Os nove meses de trabalhos na boate já garantiram a eles cumprir agenda fora da cidade como presença VIP e participação em desfiles, mas no dia a dia eles não são Lolla e Chloe. Não usam salto alto, peruca e nem maquiagem. E só quando se montam é que se tornam atores, dando voz às mulheres.
"A drag tem esse papel de poder, vamos dizer assim, de mostrar e colocar o feminino. A mulher tem que ser respeitada e a partir do momento em que você coloca peruca, pó no rosto e salto alto, você está indo contra o preconceito e tem que aguentar".
O país é preconceituoso, a cidade de Campo Grande então, nem se fala. "Tem muita gente que não sabe que as drags começaram na época de Shakespeare. Tem registros já de 1886, de drags, que eram atores da mesma forma que são hoje", explica Lolla. Como à época as mulheres eram impedidas de atuar, eram homens que se vestiam para representar o feminino no palco. E quando se reconhece a história delas, se quebra paradigmas, como o que aconteceu com Lolla. "E tem muita gente que não conhece, não sabe, não entende. É muito fácil apontar o dedo sem saber quem é".
O preconceito também é vivido dentro da própria classe LGBT, mas eles afirmam que são os que menos sofrem, justamente pela postura que adotaram frente aos gays e também aos artistas. "A gente devolveu isso com um trabalho bem feito, não retrucando. Não fazendo escândalo, que é totalmente desnecessário. A gente devolve com tapa de pelica", brinca Lolla.
Os clientes, com o tempo, passaram a ter uma conexão bacana com a dupla a ponto de heterossexuais pedirem fotos na frente da boate. Uma certa noite, eles relatam que desceu um homem de quase 2m de altura de uma caminhonete. O destino do rapaz era uma casa sertaneja, mas ele quis tirar foto. "Ele falou que não era homossexual e que não tinha nada contra e pegou a gente no colo, um de cada lado. Foi muito bacana, porque a gente teve a sensação de que o trabalho está sendo bem feito", frisam.

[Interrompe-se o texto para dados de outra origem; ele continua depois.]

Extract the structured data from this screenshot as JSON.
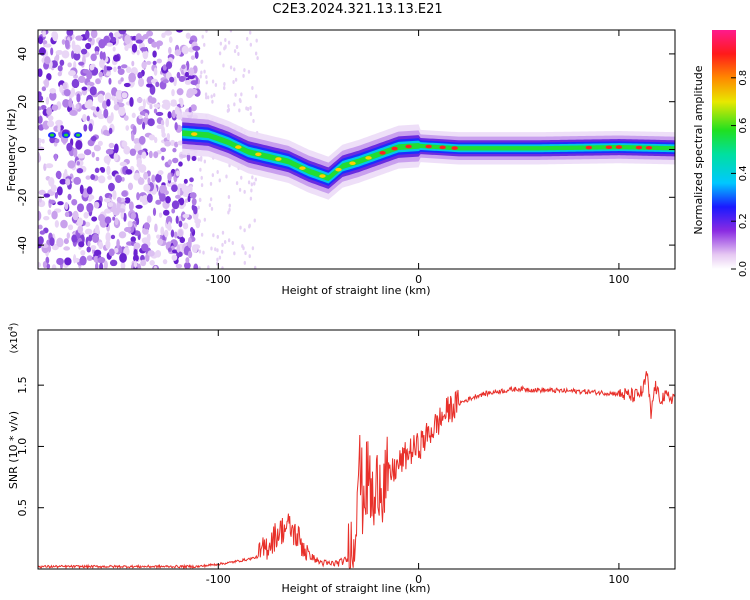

Lolla e Chloe se classificam como menos caricatas e mais suaves, dentro da linha hostess, precisam tratar bem e fidelizar os clientes da casa. O corpo dos dois não tem nenhuma alteração e o casal é enfático em dizer que também não tem esse desejo.
Por isso entra muita produção em 2h de montagem para se tornarem as drags. Para fazer o corpo, eles primeiro desenham no tórax a maçã do peito para evidenciar o decote. Os enchimentos são colocados e pedaços de espuma cortados e moldados no quadril, dando as formais mais femininas ao corpo.
Normalmente eles usam aquelas calcinhas mais altas e que tende a ficar à mostra. Para não vulgarizar as personagens, Lolla e Chloe aturam quatro ou até cinco meias-calças por baixo da roupa, mais peruca, mais alto e toda maquiagem. Com o perdão do termo, mas é preciso ser muito "macho" para suportar tudo isso horas a fio e com um sorriso no rosto. "Fica bonito e aos olhos do público, não fica nada vulgar", definem.
Sem "mães" drags ou quem as ensinasse a maquiar, por exemplo, eles aprenderam tudo o que sabem em tutoriais do Youtube. A perfeição eles têm a certeza de que estão longe de alcançar. "Sempre tem alguma coisa para melhorar. Já melhoramos muito na questão de roupa, cabelo, desenvoltura. A primeira vez de salto alto, a gente fica parecendo um troglodita", brinca Lolla.
Ser drag realiza o casal. A entrada da boate vira palco e cada cumprimento, um aplauso. "Não diria que me dá a possibilidade de ser quem eu gostaria de ser, mas sempre quis trabalhar como artista e quando me vi dragqueen, poxa. Eu posso não estar trabalhando na TV, tendo a visibilidade que eu queria, mas tenho o carinho do público", resume Lolla.
As drags estão a postos no SIS, na sexta e no sábado à noite, a partir das 23h, na Rua Dr. Zerbini, 53.